In the Democratic Republic of Congo, the army is leaking weapons to the very rebels that seek to topple it. It sounds like a bizzare joke. But it is an increasing problem in the Democratic Republic of the Congo, according to a report from a group of independent experts.
Militias in the DRC, the report says, rely not only on local and regional networks, but have reached beyond those boundaries. The report's coordinator, Dinesh Mathani, says that in the case of the FDLR, the leading Hutu militia, a Diaspora leadership plays a key role in decision-making and funding:
MATHANI: We've interviewed dozens and dozens of ex-FDLR combatants who've talked about the role that they play in terms of coordinating military operations, handing down instructions, coordinating fund raising in the diaspora, Europe, North America in parts of Africa, sending that money back on the ground to support local FDLR military commanders. And these international networks have somewhat been overlooked.
COCKBURN: Revenue also comes from mineral exploitation. The report highlights how rebel groups are making millions of dollars by exporting gold to the United Arab Emirates. Mr Dinesh explains that the gold passes via companies in Uganda, Burundi and Tanzania:
MATHANI: In Burundi one guy's at the helm of the monopoly of that trade. All of his exports go to the UAE. In Uganda the companies that officially export all export to the UAE but those that we have traced aren't officialized, because they are already the directors of sanctioned entities and they are doing it, if you like, "under the radar." So we don't have documentation on those specific guys in Uganda. But we do have considerable information on them continuing to trade gold and testimony showing that their associates have set up shop in Dubai as well.
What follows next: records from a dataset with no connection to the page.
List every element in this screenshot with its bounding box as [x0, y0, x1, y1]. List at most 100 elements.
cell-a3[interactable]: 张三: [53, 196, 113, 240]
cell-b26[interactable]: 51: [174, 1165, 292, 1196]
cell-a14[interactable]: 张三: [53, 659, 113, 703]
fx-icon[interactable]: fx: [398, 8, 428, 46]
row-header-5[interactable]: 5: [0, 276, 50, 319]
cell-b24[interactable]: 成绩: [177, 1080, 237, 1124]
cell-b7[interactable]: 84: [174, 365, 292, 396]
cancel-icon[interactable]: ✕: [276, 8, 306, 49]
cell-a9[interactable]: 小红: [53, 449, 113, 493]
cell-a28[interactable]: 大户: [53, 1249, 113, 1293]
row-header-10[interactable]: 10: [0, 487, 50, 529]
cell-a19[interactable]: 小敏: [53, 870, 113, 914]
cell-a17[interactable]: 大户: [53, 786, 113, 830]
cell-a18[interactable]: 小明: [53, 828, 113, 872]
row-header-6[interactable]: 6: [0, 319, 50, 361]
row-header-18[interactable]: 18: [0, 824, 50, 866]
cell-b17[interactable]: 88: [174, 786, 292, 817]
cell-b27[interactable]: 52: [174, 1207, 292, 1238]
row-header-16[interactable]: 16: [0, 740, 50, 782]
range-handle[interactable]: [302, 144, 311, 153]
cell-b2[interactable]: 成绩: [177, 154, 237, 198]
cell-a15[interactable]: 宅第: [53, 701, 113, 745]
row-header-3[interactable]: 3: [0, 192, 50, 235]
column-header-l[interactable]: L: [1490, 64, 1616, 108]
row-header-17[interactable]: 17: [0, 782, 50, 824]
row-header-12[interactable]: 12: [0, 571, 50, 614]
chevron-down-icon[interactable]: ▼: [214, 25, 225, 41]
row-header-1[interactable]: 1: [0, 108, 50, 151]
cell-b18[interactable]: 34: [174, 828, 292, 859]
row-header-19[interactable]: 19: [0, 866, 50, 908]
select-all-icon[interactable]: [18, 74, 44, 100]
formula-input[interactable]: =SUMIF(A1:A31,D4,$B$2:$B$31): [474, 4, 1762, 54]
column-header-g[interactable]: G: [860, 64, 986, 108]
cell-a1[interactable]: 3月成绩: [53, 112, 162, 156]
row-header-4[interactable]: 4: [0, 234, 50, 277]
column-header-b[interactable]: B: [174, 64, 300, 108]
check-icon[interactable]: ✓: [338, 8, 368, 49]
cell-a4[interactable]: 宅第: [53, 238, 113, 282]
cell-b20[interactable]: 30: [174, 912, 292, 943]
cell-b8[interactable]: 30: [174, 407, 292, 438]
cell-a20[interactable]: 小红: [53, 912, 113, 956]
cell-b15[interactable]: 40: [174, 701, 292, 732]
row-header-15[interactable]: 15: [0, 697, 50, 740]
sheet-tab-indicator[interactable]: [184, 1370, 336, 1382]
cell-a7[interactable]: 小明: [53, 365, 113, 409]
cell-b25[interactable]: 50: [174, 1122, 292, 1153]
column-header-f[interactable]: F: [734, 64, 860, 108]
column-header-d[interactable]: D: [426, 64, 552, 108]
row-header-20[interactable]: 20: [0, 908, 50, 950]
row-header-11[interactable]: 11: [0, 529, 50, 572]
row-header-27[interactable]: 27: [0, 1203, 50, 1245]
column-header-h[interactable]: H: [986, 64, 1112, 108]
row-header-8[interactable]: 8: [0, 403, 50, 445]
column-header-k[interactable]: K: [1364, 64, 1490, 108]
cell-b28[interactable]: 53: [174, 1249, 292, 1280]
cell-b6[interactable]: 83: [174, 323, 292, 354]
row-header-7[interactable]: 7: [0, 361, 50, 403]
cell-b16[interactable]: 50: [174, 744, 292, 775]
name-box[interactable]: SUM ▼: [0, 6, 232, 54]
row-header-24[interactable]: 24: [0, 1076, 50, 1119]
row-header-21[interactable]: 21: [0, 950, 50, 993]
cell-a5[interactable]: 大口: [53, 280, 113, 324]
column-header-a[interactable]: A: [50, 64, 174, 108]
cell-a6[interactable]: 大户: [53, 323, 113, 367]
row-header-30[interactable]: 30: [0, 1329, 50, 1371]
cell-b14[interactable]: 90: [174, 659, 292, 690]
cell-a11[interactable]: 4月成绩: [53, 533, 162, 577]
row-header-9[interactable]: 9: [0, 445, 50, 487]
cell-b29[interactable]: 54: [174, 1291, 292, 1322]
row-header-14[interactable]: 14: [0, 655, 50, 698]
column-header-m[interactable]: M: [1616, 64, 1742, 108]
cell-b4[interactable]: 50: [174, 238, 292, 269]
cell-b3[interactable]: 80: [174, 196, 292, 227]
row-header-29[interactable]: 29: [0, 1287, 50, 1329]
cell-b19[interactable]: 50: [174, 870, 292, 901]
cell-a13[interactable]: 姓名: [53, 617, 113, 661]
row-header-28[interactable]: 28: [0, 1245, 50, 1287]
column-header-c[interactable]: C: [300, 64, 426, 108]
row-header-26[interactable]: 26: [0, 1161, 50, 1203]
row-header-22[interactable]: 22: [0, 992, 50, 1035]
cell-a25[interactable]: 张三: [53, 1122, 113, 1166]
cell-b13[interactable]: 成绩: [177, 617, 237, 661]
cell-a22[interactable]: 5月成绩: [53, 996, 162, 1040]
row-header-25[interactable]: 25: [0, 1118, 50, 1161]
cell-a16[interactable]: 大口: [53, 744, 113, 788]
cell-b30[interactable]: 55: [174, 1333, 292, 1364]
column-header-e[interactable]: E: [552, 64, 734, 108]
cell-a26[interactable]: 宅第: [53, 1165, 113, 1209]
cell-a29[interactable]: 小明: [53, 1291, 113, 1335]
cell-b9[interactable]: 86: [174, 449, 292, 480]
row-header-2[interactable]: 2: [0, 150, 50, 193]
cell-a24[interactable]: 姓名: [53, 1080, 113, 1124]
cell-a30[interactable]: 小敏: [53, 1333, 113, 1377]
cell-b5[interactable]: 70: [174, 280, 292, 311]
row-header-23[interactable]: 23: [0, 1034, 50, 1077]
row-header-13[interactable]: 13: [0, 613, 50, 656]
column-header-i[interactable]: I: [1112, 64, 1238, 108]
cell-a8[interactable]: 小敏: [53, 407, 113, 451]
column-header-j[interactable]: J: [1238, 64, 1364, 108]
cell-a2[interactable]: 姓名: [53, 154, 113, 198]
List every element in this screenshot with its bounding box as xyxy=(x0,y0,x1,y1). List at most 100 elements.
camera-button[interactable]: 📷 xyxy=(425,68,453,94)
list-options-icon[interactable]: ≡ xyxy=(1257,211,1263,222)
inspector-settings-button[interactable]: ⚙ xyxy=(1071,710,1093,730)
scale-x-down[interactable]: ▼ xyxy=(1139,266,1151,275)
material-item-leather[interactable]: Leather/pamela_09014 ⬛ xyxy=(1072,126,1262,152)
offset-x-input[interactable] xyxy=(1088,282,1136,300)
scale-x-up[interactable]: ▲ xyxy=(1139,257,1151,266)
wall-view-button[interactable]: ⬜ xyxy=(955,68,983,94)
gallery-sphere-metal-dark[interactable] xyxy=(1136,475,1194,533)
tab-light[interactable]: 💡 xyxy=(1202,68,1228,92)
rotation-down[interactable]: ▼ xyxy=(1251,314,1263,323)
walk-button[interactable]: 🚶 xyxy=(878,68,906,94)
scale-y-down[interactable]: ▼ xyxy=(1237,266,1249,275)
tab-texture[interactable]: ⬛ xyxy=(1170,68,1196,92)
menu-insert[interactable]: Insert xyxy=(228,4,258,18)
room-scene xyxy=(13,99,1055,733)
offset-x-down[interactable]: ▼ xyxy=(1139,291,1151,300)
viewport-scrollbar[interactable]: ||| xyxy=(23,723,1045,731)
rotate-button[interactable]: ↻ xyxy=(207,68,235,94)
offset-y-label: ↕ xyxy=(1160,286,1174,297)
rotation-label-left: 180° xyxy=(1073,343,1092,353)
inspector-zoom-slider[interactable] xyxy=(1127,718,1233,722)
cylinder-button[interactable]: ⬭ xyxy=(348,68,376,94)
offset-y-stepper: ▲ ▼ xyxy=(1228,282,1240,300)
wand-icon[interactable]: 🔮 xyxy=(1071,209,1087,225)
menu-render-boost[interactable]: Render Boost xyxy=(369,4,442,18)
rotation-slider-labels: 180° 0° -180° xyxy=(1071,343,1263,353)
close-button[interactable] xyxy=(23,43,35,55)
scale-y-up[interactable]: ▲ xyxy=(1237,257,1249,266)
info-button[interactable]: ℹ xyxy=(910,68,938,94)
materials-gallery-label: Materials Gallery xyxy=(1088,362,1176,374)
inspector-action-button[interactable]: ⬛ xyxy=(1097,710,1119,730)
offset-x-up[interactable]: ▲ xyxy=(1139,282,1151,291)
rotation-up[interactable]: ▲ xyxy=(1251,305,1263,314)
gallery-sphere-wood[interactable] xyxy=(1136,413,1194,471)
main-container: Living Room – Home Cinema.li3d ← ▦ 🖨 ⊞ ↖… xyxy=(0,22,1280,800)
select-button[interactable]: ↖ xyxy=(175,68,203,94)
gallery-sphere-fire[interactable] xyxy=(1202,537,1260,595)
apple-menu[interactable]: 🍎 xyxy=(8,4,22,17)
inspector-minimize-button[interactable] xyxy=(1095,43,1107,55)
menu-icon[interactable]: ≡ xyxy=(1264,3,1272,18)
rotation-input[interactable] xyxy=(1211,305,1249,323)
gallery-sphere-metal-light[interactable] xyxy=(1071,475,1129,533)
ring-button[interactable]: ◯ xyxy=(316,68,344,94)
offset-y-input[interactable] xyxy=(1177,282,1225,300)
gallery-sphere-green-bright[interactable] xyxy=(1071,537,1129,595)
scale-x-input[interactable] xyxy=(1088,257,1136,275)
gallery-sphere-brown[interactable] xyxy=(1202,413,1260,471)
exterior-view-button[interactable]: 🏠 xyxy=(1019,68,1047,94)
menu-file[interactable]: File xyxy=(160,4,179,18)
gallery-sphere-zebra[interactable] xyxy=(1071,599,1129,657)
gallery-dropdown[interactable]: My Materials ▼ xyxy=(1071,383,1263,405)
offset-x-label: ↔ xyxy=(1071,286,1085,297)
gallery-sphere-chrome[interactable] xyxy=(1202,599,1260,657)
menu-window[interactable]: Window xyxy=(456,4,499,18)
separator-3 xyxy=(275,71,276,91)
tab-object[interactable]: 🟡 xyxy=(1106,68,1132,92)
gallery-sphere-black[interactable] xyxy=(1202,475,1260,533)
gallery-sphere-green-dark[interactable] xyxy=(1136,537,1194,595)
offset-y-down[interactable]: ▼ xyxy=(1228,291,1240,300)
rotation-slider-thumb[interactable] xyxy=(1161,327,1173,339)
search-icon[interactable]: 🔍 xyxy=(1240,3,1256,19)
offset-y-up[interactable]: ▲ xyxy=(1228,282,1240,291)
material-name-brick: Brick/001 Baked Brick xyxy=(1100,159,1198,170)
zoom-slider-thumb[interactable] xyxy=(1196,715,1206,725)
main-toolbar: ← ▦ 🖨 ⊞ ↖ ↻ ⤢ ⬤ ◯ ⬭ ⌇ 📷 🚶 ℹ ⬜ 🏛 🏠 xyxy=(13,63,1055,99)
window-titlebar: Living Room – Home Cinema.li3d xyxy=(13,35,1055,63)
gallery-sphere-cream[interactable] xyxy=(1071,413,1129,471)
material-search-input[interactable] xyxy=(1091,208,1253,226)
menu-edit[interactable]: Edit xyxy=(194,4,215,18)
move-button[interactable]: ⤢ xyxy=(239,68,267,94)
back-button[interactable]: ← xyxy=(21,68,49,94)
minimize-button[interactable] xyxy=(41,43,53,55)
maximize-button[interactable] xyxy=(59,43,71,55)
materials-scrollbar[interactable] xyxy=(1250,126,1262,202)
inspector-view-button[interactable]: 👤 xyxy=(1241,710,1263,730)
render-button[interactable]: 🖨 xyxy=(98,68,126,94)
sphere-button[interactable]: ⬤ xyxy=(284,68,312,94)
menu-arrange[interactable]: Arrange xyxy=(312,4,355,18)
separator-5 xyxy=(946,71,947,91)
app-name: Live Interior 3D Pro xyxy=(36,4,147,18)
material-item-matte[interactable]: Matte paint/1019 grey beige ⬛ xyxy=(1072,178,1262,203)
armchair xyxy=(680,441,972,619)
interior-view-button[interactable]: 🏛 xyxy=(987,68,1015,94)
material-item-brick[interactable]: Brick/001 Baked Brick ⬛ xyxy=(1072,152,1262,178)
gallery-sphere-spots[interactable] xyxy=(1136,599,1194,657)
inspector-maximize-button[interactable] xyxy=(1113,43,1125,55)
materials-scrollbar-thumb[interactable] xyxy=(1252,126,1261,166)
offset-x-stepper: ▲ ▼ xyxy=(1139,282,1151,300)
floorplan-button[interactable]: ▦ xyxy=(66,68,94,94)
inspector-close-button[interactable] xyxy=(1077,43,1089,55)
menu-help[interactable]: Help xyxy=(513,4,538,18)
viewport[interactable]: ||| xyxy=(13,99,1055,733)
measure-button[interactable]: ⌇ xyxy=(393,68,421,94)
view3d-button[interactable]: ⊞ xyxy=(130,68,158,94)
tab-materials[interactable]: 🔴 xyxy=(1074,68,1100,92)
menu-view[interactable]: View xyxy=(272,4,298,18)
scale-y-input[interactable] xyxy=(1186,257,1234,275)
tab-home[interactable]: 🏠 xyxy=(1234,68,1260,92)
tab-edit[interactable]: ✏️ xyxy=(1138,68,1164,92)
COCKBURN: Weaknesses in the Congolese army are also aiding militia survival. Mr Dinesh says that, the CNDP, although formally absorbed into the Congolese army, remains a Tutsi rebel outfit:
MATHANI: They've changed uniforms but they've retained a parallel system of chain of command, of illegal taxation, rackets that they're imposing on the ground and they're also deeply involved in the exploitation of mineral resources as well. So those are the support networks that we're talking about. And these networks need to be tackled.
COCKBURN: The report has not come without some controversy. Leaked to the press last month, many journalists described it as a damning inquiry into the work of MONUC, the UN's Congo mission. Mr Dinesh, however, criticizes these reports as completely false:
MATHANI: We do talk about the contradictions between MONUC's support to the military operations against the FDLR. But we don't make any strong conclusions. The focus of the report is the international, regional and local networks that are fuelling the crisis in Eastern Congo. That's what this report is about. It's not and internal inquiry. There are far more important things in here than conclusions drawn on MONUC which I think are actually quite dull.